Cinq assurtechs proposant des solutions au Québec
Baseline Télématique, de Laval, a été fondée en 1994 par Paul-André Savoie, qui en dirige toujours la destinée. L’une des pionnières des assurtechs au Canada, elle a introduit la télématique dans le secteur des assurances en 2009 en développant le premier produit d’assurance UBI (basé sur les habitudes de conduite) au Canada pour l’Industrielle Alliance, Mobiliz.ca.
Geosapiens, de Québec, a développé E-NUNDATION, une plateforme web qui permet une cartographie dynamique et prévisionnelle des risques d’inondation. Elle produit un rapport détaillé sur le niveau de risque d’inondation et les dommages financiers associés. Constituée en 2017, Geosapiens a remporté le premier prix à la compétition technologique Aquahacking 2018. Hachem Agili, le cofondateur et PDG, s’est mérité le Prix Mitac Entrepreneur social 2019.
IMETRIK Global, de Montréal, est un fournisseur de services télématiques et un guichet unique de solutions M2M (communication machine à machine) spécialisé dans l’industrie automobile. Sa gamme de services inclus notamment la solution UBI pour l’assurance basée sur le comportement de conduite lancée en 2013 avec le programme Ajusto de Desjardins Groupe d’assurances générales, et le programme Intelauto de La Personnelle. C’est en 2003 que Guy Chevrette, fondateur et président d’IMETRIK, a créé dans son sous-sol Connectif Solutions, une première ébauche de ce qu’allait devenir l’entreprise.

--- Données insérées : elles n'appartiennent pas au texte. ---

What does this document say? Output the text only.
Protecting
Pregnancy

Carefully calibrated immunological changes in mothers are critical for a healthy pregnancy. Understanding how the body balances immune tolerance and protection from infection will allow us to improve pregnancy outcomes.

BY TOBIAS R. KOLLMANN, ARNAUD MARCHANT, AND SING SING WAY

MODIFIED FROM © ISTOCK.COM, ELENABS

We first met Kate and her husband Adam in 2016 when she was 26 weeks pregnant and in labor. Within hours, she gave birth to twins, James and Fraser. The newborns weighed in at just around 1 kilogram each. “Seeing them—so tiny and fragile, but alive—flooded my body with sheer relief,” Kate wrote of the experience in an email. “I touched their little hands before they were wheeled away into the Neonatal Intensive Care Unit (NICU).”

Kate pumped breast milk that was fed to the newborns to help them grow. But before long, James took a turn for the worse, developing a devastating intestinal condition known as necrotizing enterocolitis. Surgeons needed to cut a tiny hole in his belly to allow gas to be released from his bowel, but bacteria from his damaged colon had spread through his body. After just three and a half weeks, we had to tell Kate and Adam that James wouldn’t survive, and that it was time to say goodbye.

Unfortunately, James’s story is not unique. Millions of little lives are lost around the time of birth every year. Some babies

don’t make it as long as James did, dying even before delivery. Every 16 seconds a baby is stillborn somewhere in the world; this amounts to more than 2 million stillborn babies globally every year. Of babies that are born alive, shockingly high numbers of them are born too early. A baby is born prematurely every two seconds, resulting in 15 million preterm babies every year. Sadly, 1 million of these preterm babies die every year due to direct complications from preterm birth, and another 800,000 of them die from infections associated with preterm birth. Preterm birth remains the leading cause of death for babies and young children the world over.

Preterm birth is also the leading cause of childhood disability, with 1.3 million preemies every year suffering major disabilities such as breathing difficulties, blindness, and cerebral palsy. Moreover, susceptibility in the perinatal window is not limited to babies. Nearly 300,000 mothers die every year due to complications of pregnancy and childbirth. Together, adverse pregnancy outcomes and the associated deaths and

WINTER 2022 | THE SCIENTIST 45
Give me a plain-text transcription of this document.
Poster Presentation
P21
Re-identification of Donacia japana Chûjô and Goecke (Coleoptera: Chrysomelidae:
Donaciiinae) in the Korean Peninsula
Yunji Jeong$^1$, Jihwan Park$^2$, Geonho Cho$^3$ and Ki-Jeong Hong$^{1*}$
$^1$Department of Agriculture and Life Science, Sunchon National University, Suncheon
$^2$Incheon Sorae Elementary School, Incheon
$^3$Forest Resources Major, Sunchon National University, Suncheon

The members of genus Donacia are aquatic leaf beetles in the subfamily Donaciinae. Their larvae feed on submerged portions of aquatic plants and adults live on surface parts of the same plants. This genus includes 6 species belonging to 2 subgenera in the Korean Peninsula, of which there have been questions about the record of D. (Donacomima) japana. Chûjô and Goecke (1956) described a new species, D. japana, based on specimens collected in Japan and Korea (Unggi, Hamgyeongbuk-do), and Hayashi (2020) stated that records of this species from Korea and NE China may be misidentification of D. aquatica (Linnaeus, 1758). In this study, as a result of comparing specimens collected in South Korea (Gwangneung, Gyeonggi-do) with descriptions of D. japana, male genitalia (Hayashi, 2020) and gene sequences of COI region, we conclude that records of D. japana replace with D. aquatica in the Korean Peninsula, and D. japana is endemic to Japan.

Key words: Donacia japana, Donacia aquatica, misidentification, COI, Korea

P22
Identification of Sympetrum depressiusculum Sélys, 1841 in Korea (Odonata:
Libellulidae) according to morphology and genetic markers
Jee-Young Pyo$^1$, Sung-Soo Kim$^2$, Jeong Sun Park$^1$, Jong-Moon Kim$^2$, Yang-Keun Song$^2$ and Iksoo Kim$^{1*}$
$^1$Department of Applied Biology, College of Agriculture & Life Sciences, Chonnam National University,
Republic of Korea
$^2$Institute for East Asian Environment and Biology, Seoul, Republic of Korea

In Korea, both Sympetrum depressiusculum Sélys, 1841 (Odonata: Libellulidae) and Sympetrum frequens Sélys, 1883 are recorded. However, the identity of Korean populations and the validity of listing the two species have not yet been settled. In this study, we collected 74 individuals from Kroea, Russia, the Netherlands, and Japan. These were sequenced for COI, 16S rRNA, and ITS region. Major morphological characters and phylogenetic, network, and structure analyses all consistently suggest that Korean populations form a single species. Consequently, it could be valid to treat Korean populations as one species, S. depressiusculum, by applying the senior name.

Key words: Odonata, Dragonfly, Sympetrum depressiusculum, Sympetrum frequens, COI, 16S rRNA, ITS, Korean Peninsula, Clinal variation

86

Technologie Keal est l’un des principaux fournisseurs de systèmes de gestion d’assurance et de solutions de courtage au Canada. Il est issu de l’acquisition en 2000 de BMS, une division de système de gestion de courtage, par Pat Durepos, un courtier de profession. En 2016, Keal a joint l’Américaine Vertafore, un leader nord-américain en technologie d’assurance — celle-ci a été acquise le 13 août dernier par Roper Technologies. Elle possède des bureaux à Montréal, Toronto et Grand-Sault.
En février dernier, Zesty.ai, une assurtech fondée à Oakland, en Californie, a annoncé l’ouverture du laboratoire Zesty.ai Lab à Montréal. Ses activités seront axées sur la recherche et le développement d’applications concrètes en intelligence artificielle (IA) pour le secteur de l’assurance. L’objectif du laboratoire installé à la Place Ville-Marie est de mieux comprendre les risques liés aux catastrophes naturelles.